Caterina Palazzi is an Italian double bass player. She's known as the leader of the Italian band Sudoku Killer, which plays jazz, psychedelic rock, and noise music. In 2010 she won the Jazzit Award as best italian jazz composer.
In 2022 she is mentioned as one of 20 best ever italian bassists on Rockit magazine.

==Biography==
Caterina Palazzi was born in Rome. She was the guitarist for the punk rock group the Barbie Killers. Beginning in 2000, she moved closer to jazz while attending the DAMS University (Arts, Music, and Show). From 2002 she attended the professional course at Saint Louis College of Music of Rome.

She is the leader and composer of the jazz/noise band Sudoku Killer, which released the albums Sudoku Killer (ZdM, 2010), Infanticide (Auand Records, 2015), "Asperger" (Clean Feed Records, 2018)

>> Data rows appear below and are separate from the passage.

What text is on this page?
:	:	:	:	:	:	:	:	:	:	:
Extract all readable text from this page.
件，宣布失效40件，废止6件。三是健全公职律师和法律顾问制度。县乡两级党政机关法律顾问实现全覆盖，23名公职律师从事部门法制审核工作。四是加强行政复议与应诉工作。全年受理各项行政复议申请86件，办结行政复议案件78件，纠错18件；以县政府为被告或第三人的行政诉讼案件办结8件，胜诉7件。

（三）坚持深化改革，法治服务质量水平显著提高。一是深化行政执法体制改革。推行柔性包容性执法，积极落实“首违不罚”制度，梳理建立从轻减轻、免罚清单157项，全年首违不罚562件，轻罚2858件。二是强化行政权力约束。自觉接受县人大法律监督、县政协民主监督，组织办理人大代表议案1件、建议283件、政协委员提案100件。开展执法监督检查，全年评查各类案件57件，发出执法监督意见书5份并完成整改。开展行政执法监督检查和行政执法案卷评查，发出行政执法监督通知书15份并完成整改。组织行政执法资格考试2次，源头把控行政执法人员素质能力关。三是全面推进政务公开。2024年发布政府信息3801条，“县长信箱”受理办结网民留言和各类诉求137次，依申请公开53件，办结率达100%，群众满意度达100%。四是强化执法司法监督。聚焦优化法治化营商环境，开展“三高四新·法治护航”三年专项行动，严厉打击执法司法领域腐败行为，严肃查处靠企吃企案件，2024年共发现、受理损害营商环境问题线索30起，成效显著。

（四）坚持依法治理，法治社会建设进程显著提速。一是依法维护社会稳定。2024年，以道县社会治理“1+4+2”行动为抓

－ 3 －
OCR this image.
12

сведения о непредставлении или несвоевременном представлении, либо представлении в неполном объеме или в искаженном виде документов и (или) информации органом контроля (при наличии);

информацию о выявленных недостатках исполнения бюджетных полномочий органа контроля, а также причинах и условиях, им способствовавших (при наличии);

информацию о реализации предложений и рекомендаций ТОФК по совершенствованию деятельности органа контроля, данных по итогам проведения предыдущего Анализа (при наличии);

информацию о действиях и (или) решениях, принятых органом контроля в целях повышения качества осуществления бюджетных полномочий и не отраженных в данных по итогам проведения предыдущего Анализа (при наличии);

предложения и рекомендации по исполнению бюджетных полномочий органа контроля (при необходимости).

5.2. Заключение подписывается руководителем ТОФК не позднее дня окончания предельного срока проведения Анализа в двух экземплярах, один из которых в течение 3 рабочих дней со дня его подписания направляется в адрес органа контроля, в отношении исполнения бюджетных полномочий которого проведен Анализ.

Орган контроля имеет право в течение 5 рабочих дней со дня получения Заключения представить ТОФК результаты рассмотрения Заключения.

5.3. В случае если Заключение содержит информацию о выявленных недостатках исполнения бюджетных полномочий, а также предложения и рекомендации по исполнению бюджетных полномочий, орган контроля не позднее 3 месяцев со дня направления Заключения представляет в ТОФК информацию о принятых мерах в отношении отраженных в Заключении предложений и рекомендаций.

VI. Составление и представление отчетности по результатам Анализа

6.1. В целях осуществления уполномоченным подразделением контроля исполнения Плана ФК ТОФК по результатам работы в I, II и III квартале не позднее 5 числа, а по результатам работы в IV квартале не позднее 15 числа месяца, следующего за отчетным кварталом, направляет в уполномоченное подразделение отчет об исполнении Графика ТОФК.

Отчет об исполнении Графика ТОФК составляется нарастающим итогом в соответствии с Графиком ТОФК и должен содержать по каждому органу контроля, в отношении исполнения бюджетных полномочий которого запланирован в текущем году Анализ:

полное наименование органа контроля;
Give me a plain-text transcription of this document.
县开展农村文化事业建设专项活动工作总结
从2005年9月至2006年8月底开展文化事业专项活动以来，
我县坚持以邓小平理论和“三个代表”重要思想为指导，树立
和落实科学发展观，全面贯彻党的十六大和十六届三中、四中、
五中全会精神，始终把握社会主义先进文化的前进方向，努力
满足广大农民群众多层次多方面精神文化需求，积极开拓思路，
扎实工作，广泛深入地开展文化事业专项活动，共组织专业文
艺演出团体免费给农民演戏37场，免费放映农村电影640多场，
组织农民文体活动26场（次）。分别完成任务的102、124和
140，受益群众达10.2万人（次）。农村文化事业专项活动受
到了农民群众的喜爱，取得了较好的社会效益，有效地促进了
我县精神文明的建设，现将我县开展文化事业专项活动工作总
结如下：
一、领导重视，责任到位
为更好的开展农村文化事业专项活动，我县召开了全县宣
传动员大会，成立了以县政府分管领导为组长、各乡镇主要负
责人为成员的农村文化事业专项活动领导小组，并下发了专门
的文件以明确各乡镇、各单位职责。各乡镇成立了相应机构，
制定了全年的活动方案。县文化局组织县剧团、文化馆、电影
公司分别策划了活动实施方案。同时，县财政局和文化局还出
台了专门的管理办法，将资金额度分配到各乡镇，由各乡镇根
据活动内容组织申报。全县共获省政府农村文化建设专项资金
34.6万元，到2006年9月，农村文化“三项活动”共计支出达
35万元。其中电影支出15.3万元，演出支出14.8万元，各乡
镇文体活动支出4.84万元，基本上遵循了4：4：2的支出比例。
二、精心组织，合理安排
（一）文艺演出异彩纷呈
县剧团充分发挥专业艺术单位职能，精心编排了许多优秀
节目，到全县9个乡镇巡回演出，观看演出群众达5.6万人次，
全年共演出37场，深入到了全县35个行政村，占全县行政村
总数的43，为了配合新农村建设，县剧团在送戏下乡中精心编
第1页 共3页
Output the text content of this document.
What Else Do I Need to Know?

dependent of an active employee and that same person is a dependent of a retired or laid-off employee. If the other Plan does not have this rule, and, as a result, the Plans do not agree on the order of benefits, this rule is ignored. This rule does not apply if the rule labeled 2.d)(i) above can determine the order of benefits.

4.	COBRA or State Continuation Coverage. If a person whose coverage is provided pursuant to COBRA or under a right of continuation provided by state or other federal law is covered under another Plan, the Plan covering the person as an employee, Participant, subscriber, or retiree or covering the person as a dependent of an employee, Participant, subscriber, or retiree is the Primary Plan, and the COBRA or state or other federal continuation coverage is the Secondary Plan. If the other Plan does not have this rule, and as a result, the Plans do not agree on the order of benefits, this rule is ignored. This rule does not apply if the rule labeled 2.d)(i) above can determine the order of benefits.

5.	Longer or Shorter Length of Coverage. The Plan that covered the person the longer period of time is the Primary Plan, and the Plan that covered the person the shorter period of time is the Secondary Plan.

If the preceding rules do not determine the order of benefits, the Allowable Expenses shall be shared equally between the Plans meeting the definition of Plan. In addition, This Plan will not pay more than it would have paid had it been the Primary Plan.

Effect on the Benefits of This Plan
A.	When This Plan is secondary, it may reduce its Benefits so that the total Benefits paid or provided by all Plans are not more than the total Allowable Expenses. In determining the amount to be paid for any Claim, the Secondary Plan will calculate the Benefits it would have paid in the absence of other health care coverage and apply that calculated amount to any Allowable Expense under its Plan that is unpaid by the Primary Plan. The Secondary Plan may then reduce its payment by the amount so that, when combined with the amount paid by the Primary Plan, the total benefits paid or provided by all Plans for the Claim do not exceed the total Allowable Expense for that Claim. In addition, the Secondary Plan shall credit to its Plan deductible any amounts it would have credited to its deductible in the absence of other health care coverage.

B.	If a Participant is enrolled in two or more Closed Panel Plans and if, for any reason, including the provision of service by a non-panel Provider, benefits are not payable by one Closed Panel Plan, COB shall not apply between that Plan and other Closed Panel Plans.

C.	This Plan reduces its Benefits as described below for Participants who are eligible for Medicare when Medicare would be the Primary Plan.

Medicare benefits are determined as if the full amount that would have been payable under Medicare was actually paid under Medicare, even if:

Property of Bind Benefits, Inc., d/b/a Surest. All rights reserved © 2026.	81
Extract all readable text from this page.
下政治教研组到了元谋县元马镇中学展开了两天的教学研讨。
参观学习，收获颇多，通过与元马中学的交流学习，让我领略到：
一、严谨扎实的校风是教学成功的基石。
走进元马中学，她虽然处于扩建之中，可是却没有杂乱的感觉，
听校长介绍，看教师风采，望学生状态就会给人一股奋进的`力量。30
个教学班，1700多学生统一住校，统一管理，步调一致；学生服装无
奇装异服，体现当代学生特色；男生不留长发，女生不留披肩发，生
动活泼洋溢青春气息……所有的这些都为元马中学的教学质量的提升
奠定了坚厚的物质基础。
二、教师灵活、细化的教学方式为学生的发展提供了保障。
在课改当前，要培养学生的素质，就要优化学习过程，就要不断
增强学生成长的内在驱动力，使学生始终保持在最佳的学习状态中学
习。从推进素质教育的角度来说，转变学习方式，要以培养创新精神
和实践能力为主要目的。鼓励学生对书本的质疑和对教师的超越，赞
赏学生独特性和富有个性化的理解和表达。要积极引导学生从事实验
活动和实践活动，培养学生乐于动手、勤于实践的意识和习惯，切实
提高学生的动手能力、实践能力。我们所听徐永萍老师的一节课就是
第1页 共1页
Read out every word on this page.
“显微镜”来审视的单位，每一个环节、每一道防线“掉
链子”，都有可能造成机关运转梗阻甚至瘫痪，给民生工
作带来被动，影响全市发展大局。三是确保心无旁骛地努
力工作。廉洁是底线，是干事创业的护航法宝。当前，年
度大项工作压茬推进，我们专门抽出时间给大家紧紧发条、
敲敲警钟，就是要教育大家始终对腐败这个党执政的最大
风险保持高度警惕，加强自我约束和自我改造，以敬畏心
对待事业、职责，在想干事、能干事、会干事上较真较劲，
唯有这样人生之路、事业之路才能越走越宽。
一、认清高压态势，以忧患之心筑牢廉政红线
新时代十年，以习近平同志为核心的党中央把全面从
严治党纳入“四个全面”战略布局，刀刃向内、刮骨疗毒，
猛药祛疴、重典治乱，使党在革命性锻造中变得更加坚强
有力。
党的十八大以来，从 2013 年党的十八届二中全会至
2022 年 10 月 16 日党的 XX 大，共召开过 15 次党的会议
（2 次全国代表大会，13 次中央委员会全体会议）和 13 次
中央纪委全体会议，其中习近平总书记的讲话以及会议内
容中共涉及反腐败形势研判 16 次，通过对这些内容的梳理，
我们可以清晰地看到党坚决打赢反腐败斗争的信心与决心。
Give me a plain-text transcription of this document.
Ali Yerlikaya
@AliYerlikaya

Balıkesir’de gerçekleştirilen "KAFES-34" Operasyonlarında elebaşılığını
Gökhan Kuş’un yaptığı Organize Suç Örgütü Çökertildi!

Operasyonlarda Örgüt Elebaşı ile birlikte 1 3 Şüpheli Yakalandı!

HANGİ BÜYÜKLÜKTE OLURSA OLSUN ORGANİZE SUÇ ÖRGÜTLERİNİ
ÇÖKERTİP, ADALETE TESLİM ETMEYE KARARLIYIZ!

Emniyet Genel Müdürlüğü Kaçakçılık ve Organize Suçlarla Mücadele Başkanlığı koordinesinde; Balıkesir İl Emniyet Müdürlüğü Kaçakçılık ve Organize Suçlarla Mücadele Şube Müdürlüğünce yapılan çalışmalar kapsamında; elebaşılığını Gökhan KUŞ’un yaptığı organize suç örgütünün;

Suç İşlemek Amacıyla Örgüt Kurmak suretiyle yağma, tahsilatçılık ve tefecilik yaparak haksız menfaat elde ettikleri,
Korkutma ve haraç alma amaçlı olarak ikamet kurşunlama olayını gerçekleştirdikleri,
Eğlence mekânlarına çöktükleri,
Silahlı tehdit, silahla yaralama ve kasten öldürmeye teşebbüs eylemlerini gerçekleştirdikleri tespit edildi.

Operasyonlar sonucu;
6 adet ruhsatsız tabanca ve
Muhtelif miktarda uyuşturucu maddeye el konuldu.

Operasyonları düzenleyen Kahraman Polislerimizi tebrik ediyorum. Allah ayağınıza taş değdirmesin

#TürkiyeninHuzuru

In 2010, she won the Jazzit Award for best Italian composer. The album Sudoku Killer won second best album and her band won fourth place.
From 2010–2015, she was named best new talent for the other important Italian jazz prize, TOP JAZZ, by Musica Jazz magazine.
In 2022 she is announced twelfth between 20 best ever italian bassists on Rockit magazine.

She has worked with Stefano Bollani, Gianluca Petrella, Roberto Gatto, Maurizio Giammarco, Mirko Guerrini, Israel Varela, and Luca Aquino.
On summer 2023 she opened the Italian tour of Kim Gordon (Sonic Youth bassist).

She is the sister of photographer Michele Palazzi.

==Discography==
===As leader===
- 2010 Sudoku Killer (Zone di Musica)
- 2015 Infanticide (Auand)
- 2018 Asperger (Clean Feed Records)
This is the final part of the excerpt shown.